Он же просил, чтобы не просто свиделись – чтобы он когда-то увидел, как его зернышко танцует. Очень он это любил…
Положив трубку, Амина чувствовала, будто затянувшаяся вроде как рана вновь раскрывается, начинает кровоточить… Она словно вернулась в свое мятежное детство, вновь переживая все те ужасы и все то счастье.
Краевская понимала – она окончательно запуталась. Бесповоротно.
И так же прекрасно понимала, что нуждается в чьем-то совете. Но чьем?
Старшие Краевские через две недели должны были возвращаться домой. Как бы Амина их не уговаривала – остаться еще на месяц они не могли. Им предстоял последний вояж – втроем в Одессу, к морю, а потом неделька в Киеве и поезд до Краснодара.
Обещанную давным-давно экскурсию по Баттерфляю провел для них Мир.
Инициатором, как ни странно, выступила Амина. Зачем? Хотела посмотреть, как они будут на него реагировать. Опять-таки зачем? На этот вопрос Амина не отвечала даже себе.
Дамир оказался отличным экскурсоводом. Да и показать, по правде, было что. Вместе с деньгами в Бабочку пришли явные улучшения. Починили сцену, обновили систему вентиляции, открыли летнюю террасу, которая с дня на день должна была заработать сезонным кафе. Нужные разрешения у них имелись, кухня тоже, но чаще всего она простаивала, как и официанты. Амина занялась рекламой открытия в соцсетях. Идея должна была выгореть.

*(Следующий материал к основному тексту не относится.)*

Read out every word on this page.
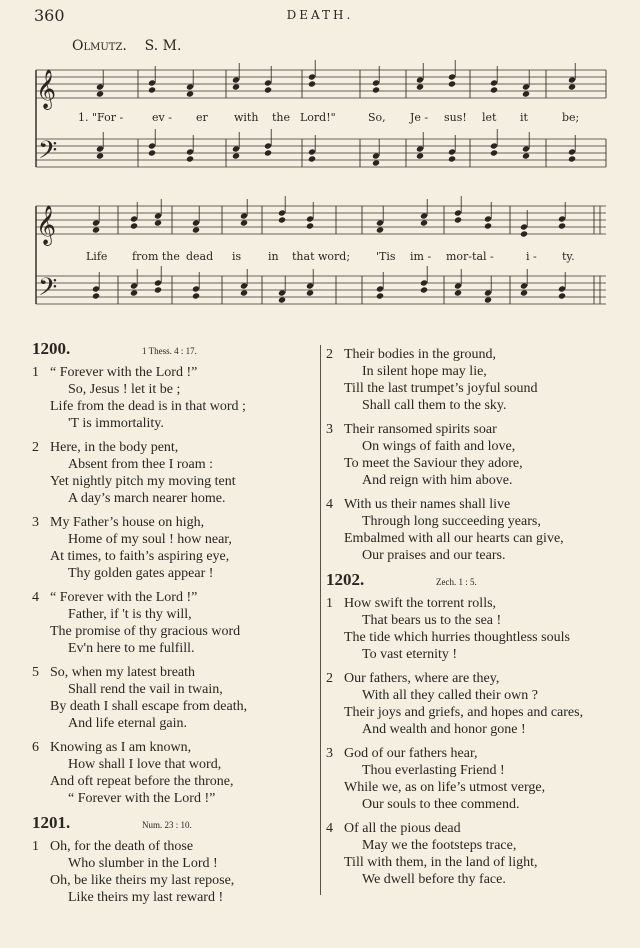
360	DEATH.
Olmutz. S. M.
𝄞
𝄢
𝄞
𝄢
1. "For -	ev - er with the Lord!"	So, Je - sus! let it	be;
Life from the dead is in that word; 'Tis im - mor-tal -	i - ty.
1200.	1 Thess. 4 : 17.
1 “ Forever with the Lord !”
So, Jesus ! let it be ;
Life from the dead is in that word ;
'T is immortality.
2 Here, in the body pent,
Absent from thee I roam :
Yet nightly pitch my moving tent
A day’s march nearer home.
3 My Father’s house on high,
Home of my soul ! how near,
At times, to faith’s aspiring eye,
Thy golden gates appear !
4 “ Forever with the Lord !”
Father, if 't is thy will,
The promise of thy gracious word
Ev'n here to me fulfill.
5 So, when my latest breath
Shall rend the vail in twain,
By death I shall escape from death,
And life eternal gain.
6 Knowing as I am known,
How shall I love that word,
And oft repeat before the throne,
“ Forever with the Lord !”
1201.	Num. 23 : 10.
1 Oh, for the death of those
Who slumber in the Lord !
Oh, be like theirs my last repose,
Like theirs my last reward !
2 Their bodies in the ground,
In silent hope may lie,
Till the last trumpet’s joyful sound
Shall call them to the sky.
3 Their ransomed spirits soar
On wings of faith and love,
To meet the Saviour they adore,
And reign with him above.
4 With us their names shall live
Through long succeeding years,
Embalmed with all our hearts can give,
Our praises and our tears.
1202.	Zech. 1 : 5.
1 How swift the torrent rolls,
That bears us to the sea !
The tide which hurries thoughtless souls
To vast eternity !
2 Our fathers, where are they,
With all they called their own ?
Their joys and griefs, and hopes and cares,
And wealth and honor gone !
3 God of our fathers hear,
Thou everlasting Friend !
While we, as on life’s utmost verge,
Our souls to thee commend.
4 Of all the pious dead
May we the footsteps trace,
Till with them, in the land of light,
We dwell before thy face.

Как оказалось, в тандеме, да при поддержке Имагина, они были способны на чудеса. И это с одной стороны жутко радовало Амину, а с другой… А с другой Бабочка менялась. И если раньше они обе – Амина и Бабочка, были похожи. Обе оказались в яме, из которой никак не могли выбраться. То теперь Амина чувствовала, что Бабочка ее перерастает. Бабочка выходит из своего кризиса. А она? А она всеми силами пыталась в нем остаться.
– Амиша, и ты тут танцуешь? Упасть же можно… – Людмила Васильевна с наивным, живым интересом разглядывала тумбы, на которых приходится выплясывать гоу-гоу, чем вызвала невольную улыбку и Амины, и Мира.
– Амиша больше не танцует… Почему-то… – Дамир приподнял бровь, глядя на младшую Краевскую.
Она действительно давно уже не выходила с бабочками на сцену. Почему? Не хотелось. Перегорела что ли… Может, переросла, а может, постарела даже.
Не было больше того кайфа, который она испытывала раньше, купаясь в лучах софитов и теряясь в громе местной музыки.
Мир имел свои предположения относительно того, что она заменяла этими своими ночными сумасшествиями, но предпочитал деликатно молчать на этот счет. Какая разница, если теперь большинство ее ночей – его?
Перебираться к нему она напрочь отказалась. Как он ни пытался – уперлась рогом и ни в какую. Но Мир собирался продолжать давить. Понимал, что после отъезда Краевских станет проще. Хотя и не мог сказать, что ждал их отъезда, как манны небесной.